Dieci anni senza Lucio Dalla Una vita «profonda come il mare»

Sono passati dieci anni dalla morte di Lucio Dalla, il primo marzo del 2012, tre giorni prima del suo 69esimo compleanno il 4 marzo 1943, diventato il titolo di uno dei suoi brani più amati. Fu stroncato da un infarto in un hotel di Montreux, in Svizzera, dove la sera prima si era esibito sul palco di uno dei festival jazz più importanti del mondo.

Musica senza tempo

«Andrei in Afghanistan, e più giù in Sud Africa, a parlare con l’America, e se non mi abbattono anche con i russi parlerei» cantava così Lucio Dalla in Se io fossi un angelo. Una poesia che risuona attuale, come se fosse stata scritta in questi giorni per provare a raccontare la realtà, la guerra in Ucraina.

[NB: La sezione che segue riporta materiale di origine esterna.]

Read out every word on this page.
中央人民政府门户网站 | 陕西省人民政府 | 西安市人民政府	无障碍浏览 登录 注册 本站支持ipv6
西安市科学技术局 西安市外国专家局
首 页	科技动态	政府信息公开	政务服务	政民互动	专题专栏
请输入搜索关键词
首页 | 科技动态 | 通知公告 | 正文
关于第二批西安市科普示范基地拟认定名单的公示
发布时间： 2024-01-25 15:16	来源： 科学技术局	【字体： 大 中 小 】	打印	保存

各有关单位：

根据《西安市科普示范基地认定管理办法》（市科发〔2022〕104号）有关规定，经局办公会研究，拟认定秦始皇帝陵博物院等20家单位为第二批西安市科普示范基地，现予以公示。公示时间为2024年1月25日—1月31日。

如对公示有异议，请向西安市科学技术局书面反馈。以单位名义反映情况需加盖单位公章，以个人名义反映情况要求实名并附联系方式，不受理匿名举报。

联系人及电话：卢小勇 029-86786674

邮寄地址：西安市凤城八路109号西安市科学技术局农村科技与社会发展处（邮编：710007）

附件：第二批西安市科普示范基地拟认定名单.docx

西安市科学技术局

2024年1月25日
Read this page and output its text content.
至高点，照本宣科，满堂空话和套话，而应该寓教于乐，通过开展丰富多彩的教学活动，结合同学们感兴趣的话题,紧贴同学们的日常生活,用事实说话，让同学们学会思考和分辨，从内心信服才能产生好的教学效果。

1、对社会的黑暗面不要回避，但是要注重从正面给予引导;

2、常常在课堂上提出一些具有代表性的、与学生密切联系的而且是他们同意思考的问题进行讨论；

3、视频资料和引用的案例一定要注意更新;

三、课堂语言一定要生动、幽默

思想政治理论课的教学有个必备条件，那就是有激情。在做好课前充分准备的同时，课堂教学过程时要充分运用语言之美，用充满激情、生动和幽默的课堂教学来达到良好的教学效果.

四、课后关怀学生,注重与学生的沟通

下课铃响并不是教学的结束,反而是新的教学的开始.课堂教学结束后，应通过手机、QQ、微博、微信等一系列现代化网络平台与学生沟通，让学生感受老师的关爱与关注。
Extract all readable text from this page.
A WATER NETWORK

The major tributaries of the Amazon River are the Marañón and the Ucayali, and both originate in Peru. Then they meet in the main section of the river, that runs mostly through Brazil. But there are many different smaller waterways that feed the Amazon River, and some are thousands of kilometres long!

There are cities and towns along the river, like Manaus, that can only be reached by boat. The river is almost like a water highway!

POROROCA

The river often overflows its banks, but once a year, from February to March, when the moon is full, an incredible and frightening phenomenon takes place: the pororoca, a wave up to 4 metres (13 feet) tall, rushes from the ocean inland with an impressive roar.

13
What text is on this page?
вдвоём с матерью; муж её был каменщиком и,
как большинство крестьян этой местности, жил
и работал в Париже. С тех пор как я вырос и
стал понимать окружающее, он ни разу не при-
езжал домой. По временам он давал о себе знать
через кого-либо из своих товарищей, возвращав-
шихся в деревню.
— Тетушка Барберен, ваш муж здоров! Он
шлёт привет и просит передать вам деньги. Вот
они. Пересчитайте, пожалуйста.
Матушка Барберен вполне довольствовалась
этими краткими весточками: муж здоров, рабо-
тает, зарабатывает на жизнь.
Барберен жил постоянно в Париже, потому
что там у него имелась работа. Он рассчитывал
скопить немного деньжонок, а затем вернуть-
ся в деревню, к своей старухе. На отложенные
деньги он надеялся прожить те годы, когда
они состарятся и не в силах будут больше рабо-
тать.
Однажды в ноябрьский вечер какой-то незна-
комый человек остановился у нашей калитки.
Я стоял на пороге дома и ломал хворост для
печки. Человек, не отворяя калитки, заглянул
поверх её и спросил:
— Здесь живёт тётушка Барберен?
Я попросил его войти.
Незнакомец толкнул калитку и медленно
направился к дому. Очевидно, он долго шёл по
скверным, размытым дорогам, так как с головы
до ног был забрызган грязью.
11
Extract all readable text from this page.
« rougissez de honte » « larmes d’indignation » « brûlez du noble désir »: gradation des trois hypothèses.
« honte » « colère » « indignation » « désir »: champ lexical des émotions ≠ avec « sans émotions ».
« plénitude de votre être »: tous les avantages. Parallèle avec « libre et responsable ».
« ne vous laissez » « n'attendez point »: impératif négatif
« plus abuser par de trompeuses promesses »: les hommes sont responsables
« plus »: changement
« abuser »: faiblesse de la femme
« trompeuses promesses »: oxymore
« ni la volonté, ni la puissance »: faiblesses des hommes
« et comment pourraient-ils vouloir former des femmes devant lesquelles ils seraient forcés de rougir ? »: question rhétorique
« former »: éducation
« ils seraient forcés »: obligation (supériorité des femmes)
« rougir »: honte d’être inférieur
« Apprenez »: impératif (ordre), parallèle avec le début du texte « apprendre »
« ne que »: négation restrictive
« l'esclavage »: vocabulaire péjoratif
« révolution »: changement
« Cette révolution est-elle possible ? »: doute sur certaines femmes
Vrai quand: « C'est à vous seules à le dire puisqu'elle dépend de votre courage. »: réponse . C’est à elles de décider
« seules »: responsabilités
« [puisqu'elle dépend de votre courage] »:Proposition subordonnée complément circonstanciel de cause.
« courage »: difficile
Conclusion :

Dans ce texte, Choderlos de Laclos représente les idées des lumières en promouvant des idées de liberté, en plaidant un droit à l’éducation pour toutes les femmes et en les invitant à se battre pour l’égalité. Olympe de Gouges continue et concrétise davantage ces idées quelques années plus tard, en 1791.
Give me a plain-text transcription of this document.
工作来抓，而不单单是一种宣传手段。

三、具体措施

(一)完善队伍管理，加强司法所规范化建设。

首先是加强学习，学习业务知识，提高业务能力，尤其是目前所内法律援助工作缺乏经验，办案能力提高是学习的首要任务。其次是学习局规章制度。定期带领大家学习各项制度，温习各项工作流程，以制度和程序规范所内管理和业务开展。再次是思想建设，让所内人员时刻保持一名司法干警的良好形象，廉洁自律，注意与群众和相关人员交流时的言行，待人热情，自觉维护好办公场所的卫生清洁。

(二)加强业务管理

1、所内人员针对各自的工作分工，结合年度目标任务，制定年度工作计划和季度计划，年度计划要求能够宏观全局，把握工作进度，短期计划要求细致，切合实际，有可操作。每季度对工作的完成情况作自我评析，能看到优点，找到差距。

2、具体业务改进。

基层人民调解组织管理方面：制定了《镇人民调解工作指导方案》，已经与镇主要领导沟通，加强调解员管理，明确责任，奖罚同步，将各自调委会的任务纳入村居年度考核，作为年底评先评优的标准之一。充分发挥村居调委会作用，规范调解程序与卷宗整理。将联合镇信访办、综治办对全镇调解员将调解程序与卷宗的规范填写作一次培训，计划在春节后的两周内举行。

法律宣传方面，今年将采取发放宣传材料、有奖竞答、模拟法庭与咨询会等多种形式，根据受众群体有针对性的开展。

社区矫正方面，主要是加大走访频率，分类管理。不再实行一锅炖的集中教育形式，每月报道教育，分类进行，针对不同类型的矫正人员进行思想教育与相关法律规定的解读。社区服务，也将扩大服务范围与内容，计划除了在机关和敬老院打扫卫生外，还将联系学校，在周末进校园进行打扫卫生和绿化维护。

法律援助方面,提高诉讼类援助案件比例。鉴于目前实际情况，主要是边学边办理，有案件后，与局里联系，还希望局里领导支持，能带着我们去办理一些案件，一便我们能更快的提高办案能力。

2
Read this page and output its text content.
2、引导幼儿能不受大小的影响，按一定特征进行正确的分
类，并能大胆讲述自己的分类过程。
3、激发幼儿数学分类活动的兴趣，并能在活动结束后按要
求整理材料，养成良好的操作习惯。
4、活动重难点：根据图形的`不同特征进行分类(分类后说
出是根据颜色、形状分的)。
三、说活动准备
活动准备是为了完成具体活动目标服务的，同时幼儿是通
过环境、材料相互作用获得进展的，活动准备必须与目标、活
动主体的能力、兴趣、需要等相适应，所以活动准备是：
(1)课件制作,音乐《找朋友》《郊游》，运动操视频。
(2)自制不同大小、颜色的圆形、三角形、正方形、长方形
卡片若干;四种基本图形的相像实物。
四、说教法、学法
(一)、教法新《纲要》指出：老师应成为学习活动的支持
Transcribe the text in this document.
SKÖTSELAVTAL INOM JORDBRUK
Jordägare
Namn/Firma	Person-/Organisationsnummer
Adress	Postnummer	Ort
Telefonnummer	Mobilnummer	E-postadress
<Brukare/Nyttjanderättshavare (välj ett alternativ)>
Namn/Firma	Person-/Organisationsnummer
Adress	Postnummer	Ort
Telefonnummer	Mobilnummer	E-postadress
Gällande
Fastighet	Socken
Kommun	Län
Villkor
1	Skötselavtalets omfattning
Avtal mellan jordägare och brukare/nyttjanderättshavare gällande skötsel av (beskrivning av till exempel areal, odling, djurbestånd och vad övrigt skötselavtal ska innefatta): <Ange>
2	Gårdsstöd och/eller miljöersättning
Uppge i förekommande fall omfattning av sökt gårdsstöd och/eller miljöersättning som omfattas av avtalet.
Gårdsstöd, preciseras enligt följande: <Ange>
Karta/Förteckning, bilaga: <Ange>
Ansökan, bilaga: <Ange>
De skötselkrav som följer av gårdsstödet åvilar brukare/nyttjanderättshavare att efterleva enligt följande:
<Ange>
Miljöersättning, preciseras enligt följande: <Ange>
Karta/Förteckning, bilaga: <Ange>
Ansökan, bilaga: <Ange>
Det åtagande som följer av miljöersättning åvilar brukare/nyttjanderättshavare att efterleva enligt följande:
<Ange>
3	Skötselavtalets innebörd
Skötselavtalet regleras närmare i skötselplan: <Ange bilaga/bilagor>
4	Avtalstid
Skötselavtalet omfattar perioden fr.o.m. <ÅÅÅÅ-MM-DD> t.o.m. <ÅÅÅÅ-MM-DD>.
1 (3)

Le sue canzoni sono state un caleidoscopio che girava velocissimo, passando da brani più intimi e personali, come Cara e Tu non mi basti mai, a brani universali, come Futura o Washington.

Chi era Lucio Dalla

«Volevo essere capito come volevo io, volevo che la mia canzone bella, strana, anomala, patologica, arrivasse come quella di Baglioni. Per assimilare un pezzo come Com’è profondo il mare non bisogna solo stare fermi ad ascoltare, bisogna lasciarsi prendere dal groove, per me è come se fosse un rap: volevo coinvolgere la gente e sconvolgere un po’ i principi dell’ascolto tipico della forma canzone. L’ho scritta in mezz’ora ed è stata la prima volta in cui ho pensato: ehi, possiamo comunicare qualcosa scrivendo». Raccontava così Lucio Dalla nel 2006, quando per la prima volta nel 1977 iniziò a scrivere le parole delle sue canzoni, dopo 13 anni in cui si era occupato solo delle musiche.

Artista fra la gente

Fino a quel momento Dalla è un ragazzo bravo a recitare, a cantare, a ballare e ama il jazz. Proprio il jazz lo traghetta nella musica: studia il clarinetto da autodidatta e entra in una band di Bologna, città dove «non si perde neanche un bambino».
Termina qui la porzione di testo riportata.